I looked back down at my feet before it came off completely.
“It’s okay, Ara,” David said, a hint of laughter in his tone. “You don’t have to look away.”
“I wasn’t looking away.”
“No, course you weren’t.” He came to stand in front of me, the rim of his Calvin Klein’s showing just under the rise of his dark jeans; his tan skin covering every inch of him I wanted to see. And I could look, if I wanted to.
He held my hand firmly, like he was asking me to look, and when I finally braved it, a body like I’d never seen before, except on TV, gobbled up my heart, destroying me in the end with that cheeky grin.
“Something wrong, Ara?”
“I’m not blushing ‘cause I think you’re hot.” I reached down and slipped off my shoes, then dumped them by a rock. “You don’t affect me, David Knight.”
“I know. You’re too sensible to be knocked off your feet by a guy without a shirt.” He grinned, reaching his hand out. I stared at it. “Come on.”
Reluctantly, I walked the five-pace gap and touched his fingertips. “I don’t see why you need to take your shirt off; it’s not that hot.”
“Didn’t want it to get wet.”
“Wet?”
He nodded and led me to the cold, crisp water of the lake. “Do you see where we’re going now?”
I followed the direction of his nod. “The island?”
“Yes. There’s a small sandbar that extends all the way across. It’s only as deep as—” he considered my height for a second, “—probably your upper thigh.”
My breath caught in my throat as the cold water reached my knees, and my fingers involuntarily tightened around David’s. “How did you find this sandbar?” I asked. It was only wide enough for David and I to walk on, side-by-side, disappearing into the depth of the lake after that.
“Well,” he chuckled as he spoke, “let’s just say I kinda stumbled over it one day. It’s the only way out to the island unless you swim—or fly.”
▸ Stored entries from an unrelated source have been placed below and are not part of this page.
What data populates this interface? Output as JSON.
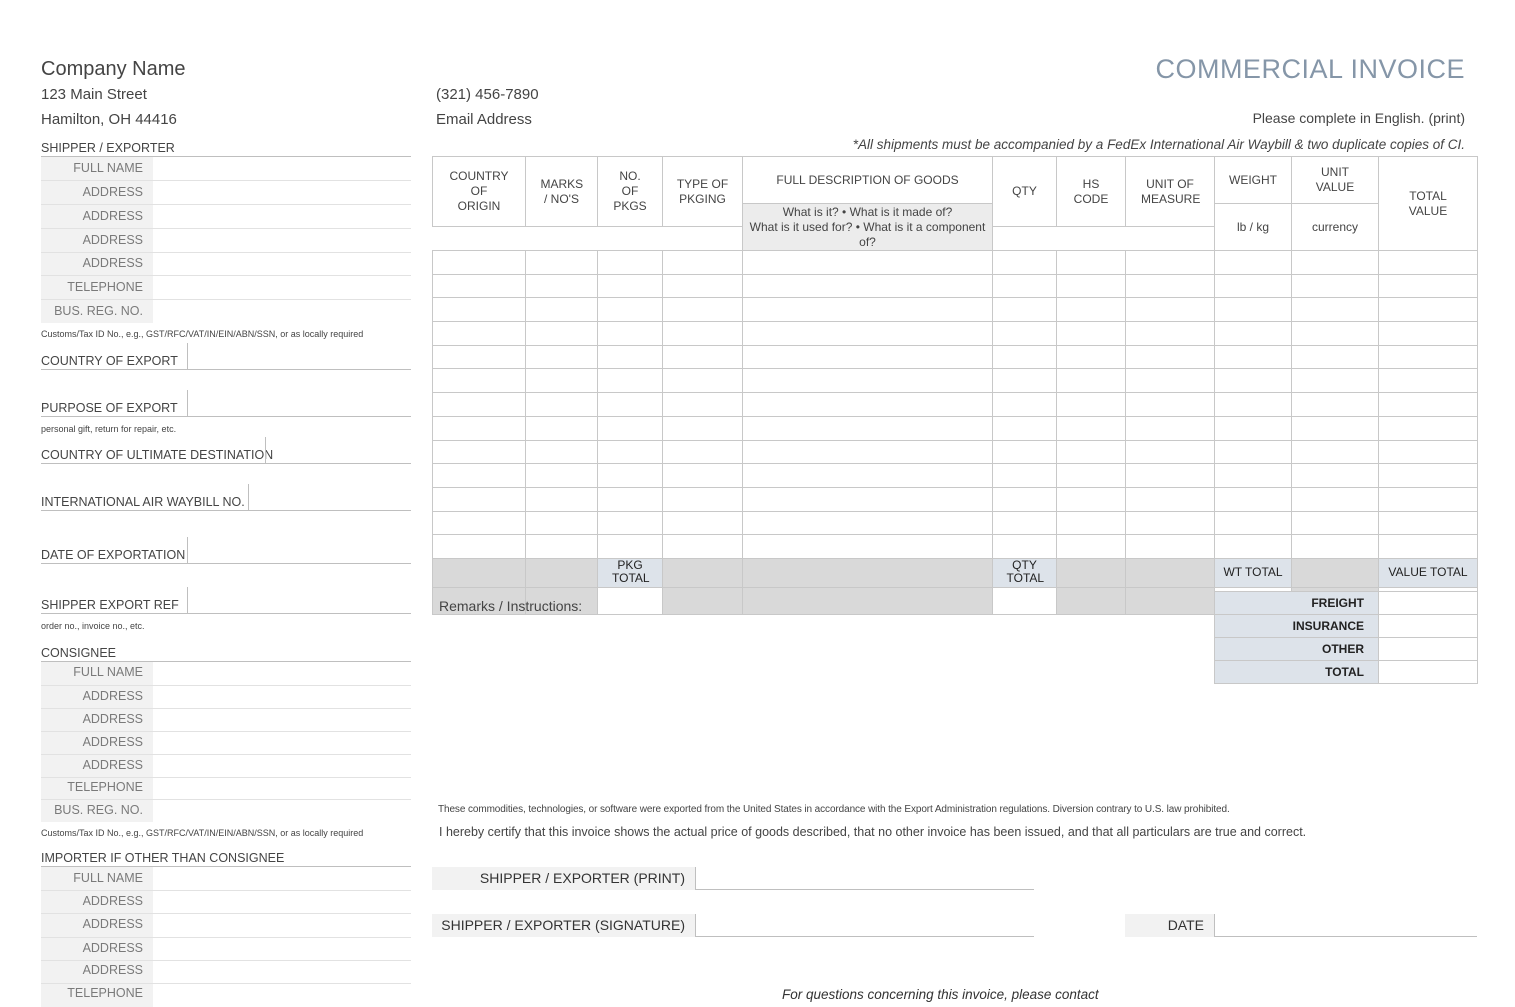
{
  "company": {
    "name": "Company Name",
    "street": "123 Main Street",
    "city": "Hamilton, OH  44416",
    "phone": "(321) 456-7890",
    "email": "Email Address"
  },
  "doc_title": "COMMERCIAL INVOICE",
  "complete_note": "Please complete in English. (print)",
  "waybill_note": "*All shipments must be accompanied by a FedEx International Air Waybill & two duplicate copies of CI.",
  "shipper": {
    "title": "SHIPPER / EXPORTER",
    "labels": [
      "FULL NAME",
      "ADDRESS",
      "ADDRESS",
      "ADDRESS",
      "ADDRESS",
      "TELEPHONE",
      "BUS. REG. NO."
    ],
    "tax_note": "Customs/Tax ID No., e.g., GST/RFC/VAT/IN/EIN/ABN/SSN, or as locally required"
  },
  "fields": {
    "country_export": "COUNTRY OF EXPORT",
    "purpose_export": "PURPOSE OF EXPORT",
    "purpose_note": "personal gift, return for repair, etc.",
    "country_dest": "COUNTRY OF ULTIMATE DESTINATION",
    "waybill_no": "INTERNATIONAL AIR WAYBILL NO.",
    "date_export": "DATE OF EXPORTATION",
    "shipper_ref": "SHIPPER EXPORT REF",
    "shipper_ref_note": "order no., invoice no., etc."
  },
  "consignee": {
    "title": "CONSIGNEE",
    "labels": [
      "FULL NAME",
      "ADDRESS",
      "ADDRESS",
      "ADDRESS",
      "ADDRESS",
      "TELEPHONE",
      "BUS. REG. NO."
    ],
    "tax_note": "Customs/Tax ID No., e.g., GST/RFC/VAT/IN/EIN/ABN/SSN, or as locally required"
  },
  "importer": {
    "title": "IMPORTER IF OTHER THAN CONSIGNEE",
    "labels": [
      "FULL NAME",
      "ADDRESS",
      "ADDRESS",
      "ADDRESS",
      "ADDRESS",
      "TELEPHONE"
    ]
  },
  "table": {
    "col_country": "COUNTRY OF ORIGIN",
    "col_marks": "MARKS / NO'S",
    "col_pkgs": "NO. OF PKGS",
    "col_type": "TYPE OF PKGING",
    "col_desc": "FULL DESCRIPTION OF GOODS",
    "desc_sub1": "What is it? • What is it made of?",
    "desc_sub2": "What is it used for? • What is it a component of?",
    "col_qty": "QTY",
    "col_hs": "HS CODE",
    "col_unit": "UNIT OF MEASURE",
    "col_weight": "WEIGHT",
    "weight_unit": "lb / kg",
    "col_unit_value": "UNIT VALUE",
    "currency": "currency",
    "col_total": "TOTAL VALUE",
    "pkg_total": "PKG TOTAL",
    "qty_total": "QTY TOTAL",
    "wt_total": "WT TOTAL",
    "value_total": "VALUE TOTAL"
  },
  "summary": {
    "freight": "FREIGHT",
    "insurance": "INSURANCE",
    "other": "OTHER",
    "total": "TOTAL"
  },
  "remarks": "Remarks / Instructions:",
  "legal_1": "These commodities, technologies, or software were exported from the United States in accordance with the Export Administration regulations. Diversion contrary to U.S. law prohibited.",
  "legal_2": "I hereby certify that this invoice shows the actual price of goods described, that no other invoice has been issued, and that all particulars are true and correct.",
  "signature": {
    "print": "SHIPPER / EXPORTER (PRINT)",
    "sign": "SHIPPER / EXPORTER (SIGNATURE)",
    "date": "DATE"
  },
  "contact_note": "For questions concerning this invoice, please contact"
}
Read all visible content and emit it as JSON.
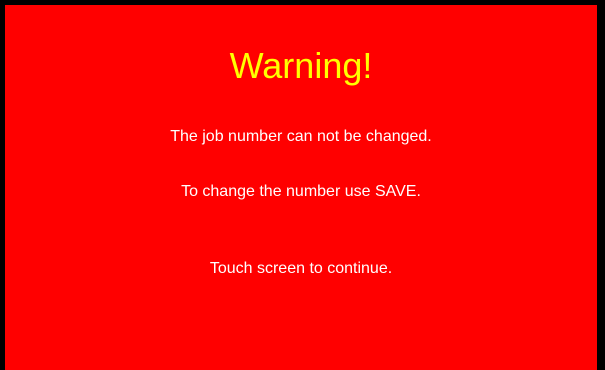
{
  "colors": {
    "background": "#FF0000",
    "border": "#000000",
    "title": "#FFFF00",
    "text": "#FFFFFF"
  },
  "dialog": {
    "title": "Warning!",
    "message_line_1": "The job number can not be changed.",
    "message_line_2": "To change the number use SAVE.",
    "instruction": "Touch screen to continue."
  }
}
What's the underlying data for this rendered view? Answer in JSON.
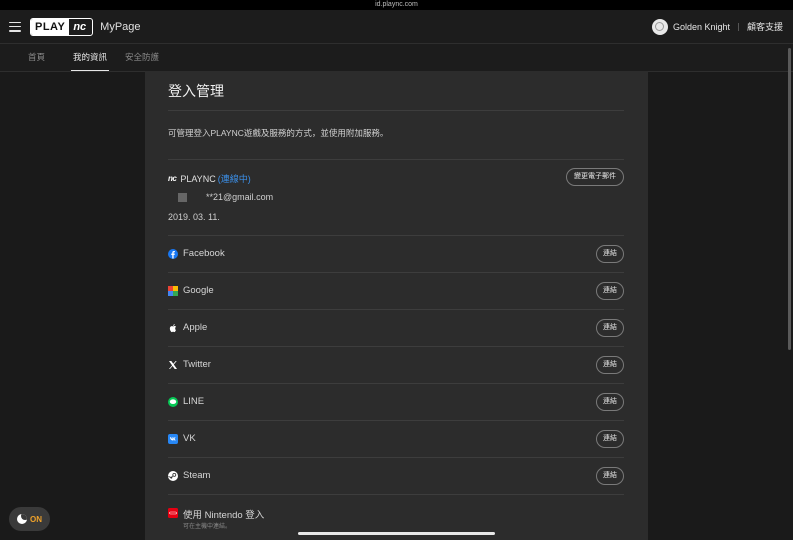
{
  "browser": {
    "url": "id.plaync.com"
  },
  "header": {
    "logo_play": "PLAY",
    "logo_nc": "nc",
    "mypage": "MyPage",
    "username": "Golden Knight",
    "support": "顧客支援"
  },
  "tabs": [
    {
      "label": "首頁",
      "active": false
    },
    {
      "label": "我的資訊",
      "active": true
    },
    {
      "label": "安全防護",
      "active": false
    }
  ],
  "panel": {
    "title": "登入管理",
    "description": "可管理登入PLAYNC遊戲及服務的方式，並使用附加服務。",
    "plaync": {
      "mark": "nc",
      "name": "PLAYNC",
      "status": "(連線中)",
      "email": "**21@gmail.com",
      "date": "2019. 03. 11.",
      "change_email": "變更電子郵件"
    },
    "services": [
      {
        "name": "Facebook",
        "icon": "facebook-icon",
        "button": "連結",
        "color": "#1877f2"
      },
      {
        "name": "Google",
        "icon": "google-icon",
        "button": "連結",
        "color": "#ea4335"
      },
      {
        "name": "Apple",
        "icon": "apple-icon",
        "button": "連結",
        "color": "#ffffff"
      },
      {
        "name": "Twitter",
        "icon": "x-icon",
        "button": "連結",
        "color": "#ffffff"
      },
      {
        "name": "LINE",
        "icon": "line-icon",
        "button": "連結",
        "color": "#06c755"
      },
      {
        "name": "VK",
        "icon": "vk-icon",
        "button": "連結",
        "color": "#2787f5"
      },
      {
        "name": "Steam",
        "icon": "steam-icon",
        "button": "連結",
        "color": "#ffffff"
      }
    ],
    "nintendo": {
      "name": "使用 Nintendo 登入",
      "sub": "可在主機中連結。",
      "icon": "nintendo-icon",
      "color": "#e60012"
    }
  },
  "theme_toggle": {
    "label": "ON",
    "icon": "moon-icon"
  }
}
“Is the water deep outside the sandbar?”
He nodded once.
Above us, fingers of clouds blotted out the sun, and a cool breeze dragged the shivers in my body to the surface. David’s jeans were soaked—the water seeping all the way up to his pockets, but not anywhere on those golden ribs, or arms, did I see so much as a goosebump. “How come you’re not cold?”
He looked down at me, then let go of my hand and wrapped his arm over my shoulder. “You are?”
I nodded.
“It’s okay, I can think of a few ways to get warm.”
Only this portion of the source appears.